Norton gives a nice description of each of the papers but we (Laurie Snell) will restrict ourselves to some quotes from the articles that we found particularly interesting.

Michael Steeles tells us the story of the life of Darrell Huff and begins with:

In 1954 former Better Homes and Gardens editor

and active freelance writer Darrell Huff published a slim (142 page) volume, which over time would become the most widely read statistics book in the history of the world.

There is some irony to the world’s most famous statistics book having been written by a person with no formal training in statistics, but there is also some logic to how this came to be. Huff had a thorough training for excellence in communication, and he had an exceptional

commitment to doing things for himself.

In his article Joel Best reminds us of the failure of the "critical thinking" movement in the late 1980's and the 1990's and asks "who would teach it”. He is not very optimistic about this being done in statistics courses or in social science courses. And we were not very successful in getting people to teach our Chance course. He concludes his article with:

We all know statistical literacy is an important problem,

but we’re not going to be able to agree on its place in the curriculum. Which means that "How to Lie with Statistics" is going

to continue to be needed in the years ahead.

When we read the "The Bell Curve" by Richard Herrnstein and Charles Murray to review for Chance News, it seemed to us that the reviewers in the major newspapers could not have actually read the book. So we wrote a long review of the book for Chance News (Chance News 3.15, 3.16, 4.01).

In his article Charles Murray explains six ways to knock down a book. He discribes these as:

Tough but effective strategies for making people think that the target book is an irredeemable mess, the findings are meaningless, the author is incompetent and devious and the book’s thesis is something it isn’t.

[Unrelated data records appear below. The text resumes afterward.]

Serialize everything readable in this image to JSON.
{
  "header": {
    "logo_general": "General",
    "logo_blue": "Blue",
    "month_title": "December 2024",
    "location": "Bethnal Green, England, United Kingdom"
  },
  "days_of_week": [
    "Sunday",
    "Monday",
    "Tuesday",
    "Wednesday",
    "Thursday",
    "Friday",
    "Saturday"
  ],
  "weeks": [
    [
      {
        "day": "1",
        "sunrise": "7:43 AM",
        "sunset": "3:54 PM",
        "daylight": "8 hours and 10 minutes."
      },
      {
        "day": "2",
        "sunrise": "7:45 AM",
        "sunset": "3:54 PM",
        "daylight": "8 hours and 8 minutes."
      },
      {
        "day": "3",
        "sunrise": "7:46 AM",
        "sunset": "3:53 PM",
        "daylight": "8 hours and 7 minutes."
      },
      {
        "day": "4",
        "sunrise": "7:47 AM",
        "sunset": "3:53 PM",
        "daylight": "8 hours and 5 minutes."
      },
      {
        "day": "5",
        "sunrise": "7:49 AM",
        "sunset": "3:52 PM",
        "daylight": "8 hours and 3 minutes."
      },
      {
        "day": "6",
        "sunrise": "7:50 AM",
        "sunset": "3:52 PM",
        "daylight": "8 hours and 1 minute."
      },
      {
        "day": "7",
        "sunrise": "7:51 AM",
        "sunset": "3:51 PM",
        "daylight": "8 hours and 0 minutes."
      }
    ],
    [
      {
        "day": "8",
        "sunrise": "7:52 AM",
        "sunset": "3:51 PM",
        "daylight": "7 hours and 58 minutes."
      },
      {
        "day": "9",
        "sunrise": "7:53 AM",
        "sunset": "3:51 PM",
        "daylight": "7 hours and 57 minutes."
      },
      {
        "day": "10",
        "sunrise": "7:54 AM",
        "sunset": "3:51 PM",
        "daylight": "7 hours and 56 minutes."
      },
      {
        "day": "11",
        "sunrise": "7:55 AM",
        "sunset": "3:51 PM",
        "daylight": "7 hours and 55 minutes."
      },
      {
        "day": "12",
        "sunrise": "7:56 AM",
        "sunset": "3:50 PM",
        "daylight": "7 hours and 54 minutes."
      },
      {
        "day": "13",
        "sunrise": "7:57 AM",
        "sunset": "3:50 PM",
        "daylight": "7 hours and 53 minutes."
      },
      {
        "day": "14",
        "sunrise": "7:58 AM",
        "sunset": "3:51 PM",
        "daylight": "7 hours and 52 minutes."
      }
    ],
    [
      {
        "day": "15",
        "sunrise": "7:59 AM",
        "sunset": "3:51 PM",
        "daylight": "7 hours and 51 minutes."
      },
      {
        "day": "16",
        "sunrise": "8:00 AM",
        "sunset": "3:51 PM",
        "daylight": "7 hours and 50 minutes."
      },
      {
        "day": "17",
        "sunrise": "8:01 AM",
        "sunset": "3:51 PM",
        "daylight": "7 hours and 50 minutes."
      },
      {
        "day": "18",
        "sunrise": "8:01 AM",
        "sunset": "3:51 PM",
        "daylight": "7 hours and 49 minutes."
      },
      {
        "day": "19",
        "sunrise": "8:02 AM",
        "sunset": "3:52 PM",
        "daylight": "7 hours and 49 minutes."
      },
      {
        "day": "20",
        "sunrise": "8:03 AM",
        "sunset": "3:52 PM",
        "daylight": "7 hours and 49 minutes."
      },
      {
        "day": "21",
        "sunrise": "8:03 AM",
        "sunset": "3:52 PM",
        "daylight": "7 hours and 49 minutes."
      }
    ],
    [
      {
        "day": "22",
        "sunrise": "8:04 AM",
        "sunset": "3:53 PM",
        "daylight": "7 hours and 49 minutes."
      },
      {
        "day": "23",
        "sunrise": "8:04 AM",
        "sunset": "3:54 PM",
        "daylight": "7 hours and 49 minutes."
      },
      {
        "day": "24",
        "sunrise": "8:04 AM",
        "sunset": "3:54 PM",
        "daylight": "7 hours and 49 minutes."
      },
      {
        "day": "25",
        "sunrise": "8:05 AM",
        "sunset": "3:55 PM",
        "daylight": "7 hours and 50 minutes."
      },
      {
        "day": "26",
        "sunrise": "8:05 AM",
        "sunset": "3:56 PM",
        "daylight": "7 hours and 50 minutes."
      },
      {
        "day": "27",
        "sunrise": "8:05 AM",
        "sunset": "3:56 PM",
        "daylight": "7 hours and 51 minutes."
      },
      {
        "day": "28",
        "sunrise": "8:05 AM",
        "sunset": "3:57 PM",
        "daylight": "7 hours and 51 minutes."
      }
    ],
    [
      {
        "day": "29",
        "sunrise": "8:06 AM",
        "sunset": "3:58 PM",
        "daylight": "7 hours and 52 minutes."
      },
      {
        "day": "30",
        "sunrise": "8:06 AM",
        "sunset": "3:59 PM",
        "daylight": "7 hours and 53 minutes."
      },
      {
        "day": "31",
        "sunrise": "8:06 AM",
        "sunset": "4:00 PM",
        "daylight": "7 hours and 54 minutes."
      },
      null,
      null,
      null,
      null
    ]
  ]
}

Our experience with "The Bell Curve" made us realize that we may have seen an example of his Method 6 which he calls "THE BIG LIE" and describes as follows:

THE JUDICIOUS USE OF THE BIG LIE.

Finally, let us turn from strategies based on halftruths and misdirection to a more ambitious approach: to borrow from Goebbels, the Big Lie. The necessary and sufficient condition for a successful Big Lie is that the target book has at some point discussed a politically sensitive issue involving gender, race, class or the environment, and has treated this issue as a scientifically legitimate subject of investigation (note that the discussion need not be a long one, nor is it required that the target book takes a strong position, nor need the topic be relevant to the book’s main argument). Once this condition is met, you can restate the book’s position on this topic in a way that most people will find repugnant (e.g., women are inferior to men, blacks are inferior to whites, we don’t need to worry about the environment), and then claim that this repugnant position is what the book is about.

What makes the Big Lie so powerful is the multiplier effect you can get from the media. A television news show or a syndicated columnist is unlikely to repeat a technical criticism of the book, but a nicely framed Big Lie can be newsworthy. And remember: It’s not just the public who won’t read the target book. Hardly anybody in the media will read it either. If you can get your accusation into one important outlet, you can start a chain reaction. Others will repeat your accusation, soon it will become the conventional wisdom, and no one will remember who started it. Done right, the Big Lie can forever after define the target book in the public

mind.

Finally I agree with Norton's final remark in his review:

The articles are both a compliment to and a complement of Huff's pathbreaking venture in writing. This issue of Statistical Science is destined to be a collector's item.